The prognosis for hysteroscopy is generally good, and many women can return to normal activities soon after the procedure. However, discussing the potential risks and benefits with Dr Alyousif before the procedure is essential.
Hysteroscopy Risks
Hysteroscopy is a relatively safe and well-tolerated procedure, but like any medical procedure, it does carry some risks.
- Bleeding:
Hysteroscopy may cause bleeding, ranging from light spotting to heavy bleeding. This bleeding may be caused by the procedure or by removing any growths or abnormal tissue.
- Infection:
There is a small risk of disease following hysteroscopy. Symptoms of infection include fever, foul-smelling discharge, and pain or tenderness in the pelvic area.
- Perforation:
There is a risk of perforation, or puncture, of the uterus or other organs during the procedure.

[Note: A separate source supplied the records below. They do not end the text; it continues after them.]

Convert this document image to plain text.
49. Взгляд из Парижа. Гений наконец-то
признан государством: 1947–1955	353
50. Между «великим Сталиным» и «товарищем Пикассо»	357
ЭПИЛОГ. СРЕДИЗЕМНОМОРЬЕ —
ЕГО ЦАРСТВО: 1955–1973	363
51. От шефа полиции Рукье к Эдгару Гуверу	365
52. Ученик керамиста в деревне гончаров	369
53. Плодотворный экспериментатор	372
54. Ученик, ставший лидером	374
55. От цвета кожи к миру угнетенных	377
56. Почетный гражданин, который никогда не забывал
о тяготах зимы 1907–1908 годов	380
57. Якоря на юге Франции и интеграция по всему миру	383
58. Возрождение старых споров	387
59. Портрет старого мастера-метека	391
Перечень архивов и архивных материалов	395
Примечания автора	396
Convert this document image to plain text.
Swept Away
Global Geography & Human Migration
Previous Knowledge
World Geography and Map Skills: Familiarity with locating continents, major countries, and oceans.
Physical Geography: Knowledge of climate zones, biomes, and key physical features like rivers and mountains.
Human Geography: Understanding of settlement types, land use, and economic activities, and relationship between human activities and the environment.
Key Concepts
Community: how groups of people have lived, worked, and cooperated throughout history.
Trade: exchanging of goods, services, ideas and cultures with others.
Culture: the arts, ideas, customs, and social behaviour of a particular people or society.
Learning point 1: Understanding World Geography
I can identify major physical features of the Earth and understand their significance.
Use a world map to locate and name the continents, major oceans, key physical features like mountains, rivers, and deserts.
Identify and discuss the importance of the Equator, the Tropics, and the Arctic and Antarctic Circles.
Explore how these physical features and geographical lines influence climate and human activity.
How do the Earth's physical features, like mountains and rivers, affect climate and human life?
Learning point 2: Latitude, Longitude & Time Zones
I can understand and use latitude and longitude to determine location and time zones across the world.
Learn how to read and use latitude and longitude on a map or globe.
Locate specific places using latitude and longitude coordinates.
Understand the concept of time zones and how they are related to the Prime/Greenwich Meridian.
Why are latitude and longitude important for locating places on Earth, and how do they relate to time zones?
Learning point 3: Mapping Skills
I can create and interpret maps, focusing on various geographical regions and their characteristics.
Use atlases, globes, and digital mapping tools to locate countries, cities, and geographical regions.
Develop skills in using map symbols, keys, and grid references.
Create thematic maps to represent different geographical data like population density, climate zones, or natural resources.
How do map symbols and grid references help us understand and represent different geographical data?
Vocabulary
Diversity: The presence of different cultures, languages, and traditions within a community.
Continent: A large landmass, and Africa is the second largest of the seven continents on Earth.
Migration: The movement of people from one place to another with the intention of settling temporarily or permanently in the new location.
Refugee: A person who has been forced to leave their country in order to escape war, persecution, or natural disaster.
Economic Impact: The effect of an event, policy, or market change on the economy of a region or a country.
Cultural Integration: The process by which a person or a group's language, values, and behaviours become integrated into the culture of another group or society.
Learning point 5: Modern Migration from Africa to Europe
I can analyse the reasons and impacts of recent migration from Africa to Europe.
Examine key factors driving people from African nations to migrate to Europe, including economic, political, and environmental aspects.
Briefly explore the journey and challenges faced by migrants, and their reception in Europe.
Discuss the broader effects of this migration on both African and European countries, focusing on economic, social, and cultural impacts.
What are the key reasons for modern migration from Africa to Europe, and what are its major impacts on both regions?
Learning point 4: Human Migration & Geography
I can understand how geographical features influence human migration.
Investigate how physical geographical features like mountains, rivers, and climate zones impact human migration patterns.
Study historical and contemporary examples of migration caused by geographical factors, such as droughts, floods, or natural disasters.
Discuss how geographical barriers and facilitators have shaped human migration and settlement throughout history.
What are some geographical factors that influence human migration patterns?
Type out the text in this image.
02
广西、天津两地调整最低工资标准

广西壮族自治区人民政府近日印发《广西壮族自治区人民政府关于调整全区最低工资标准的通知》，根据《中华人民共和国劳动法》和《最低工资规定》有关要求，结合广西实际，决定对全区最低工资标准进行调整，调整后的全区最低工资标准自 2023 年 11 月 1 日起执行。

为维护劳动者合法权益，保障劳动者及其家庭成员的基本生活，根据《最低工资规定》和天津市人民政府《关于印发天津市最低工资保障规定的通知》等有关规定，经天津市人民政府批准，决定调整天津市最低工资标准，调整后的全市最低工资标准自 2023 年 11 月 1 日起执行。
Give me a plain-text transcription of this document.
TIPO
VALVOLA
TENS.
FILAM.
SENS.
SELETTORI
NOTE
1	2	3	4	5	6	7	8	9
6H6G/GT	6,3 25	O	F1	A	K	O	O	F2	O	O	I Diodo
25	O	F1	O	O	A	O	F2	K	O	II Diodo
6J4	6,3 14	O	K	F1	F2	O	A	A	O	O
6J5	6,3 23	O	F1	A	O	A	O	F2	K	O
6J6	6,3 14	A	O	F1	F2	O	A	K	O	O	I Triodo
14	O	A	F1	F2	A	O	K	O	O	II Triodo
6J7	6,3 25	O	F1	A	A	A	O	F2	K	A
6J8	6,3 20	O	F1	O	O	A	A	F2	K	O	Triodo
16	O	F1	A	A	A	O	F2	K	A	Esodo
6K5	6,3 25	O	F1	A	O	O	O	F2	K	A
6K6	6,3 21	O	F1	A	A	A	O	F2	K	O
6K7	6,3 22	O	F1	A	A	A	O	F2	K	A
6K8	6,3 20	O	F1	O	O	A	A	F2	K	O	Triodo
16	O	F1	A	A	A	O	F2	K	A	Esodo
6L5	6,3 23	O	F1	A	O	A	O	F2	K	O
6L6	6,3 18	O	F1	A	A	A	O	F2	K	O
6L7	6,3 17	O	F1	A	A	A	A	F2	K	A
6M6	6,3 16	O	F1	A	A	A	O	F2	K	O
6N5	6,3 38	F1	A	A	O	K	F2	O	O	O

This can cause bleeding, pain, and the need for additional surgery.
- Fluid overload: As fluid is used to hold the walls of the uterus open, some may leak into your bloodstream, causing problems such as salt imbalance and wet lungs
- Adverse reaction to anaesthesia:
Some people may have an allergic reaction or other adverse reactions to the anaesthesia used during the procedure.
- Uterine contractions: In some cases, hysteroscopy can cause the uterus to contract, which can cause cramping or pain.
What if Hysteroscopy is Delayed?
Delaying a hysteroscopy may prolong the diagnosis and treatment of a condition, and it may become more complicated or harder to treat over time.
If a hysteroscopy is delayed, it's important to discuss the reasons, potential risks, and benefits with Dr Alyousif and schedule a follow-up appointment as soon as possible.
Cost of Hysteroscopy
- Public Hospitals: If covered by Medicare, the cost can be minimal, though there may still be fees for consultations or follow-up care.
- Private Hospitals:
Depending on the complexity of the procedure and the hospital, costs can range from AUD 1,500 to AUD 5,000 or more.
- Specialist Fees: The initial consultation and follow-up visits with a specialist can add additional costs, typically AUD 150 to AUD 300 per visit.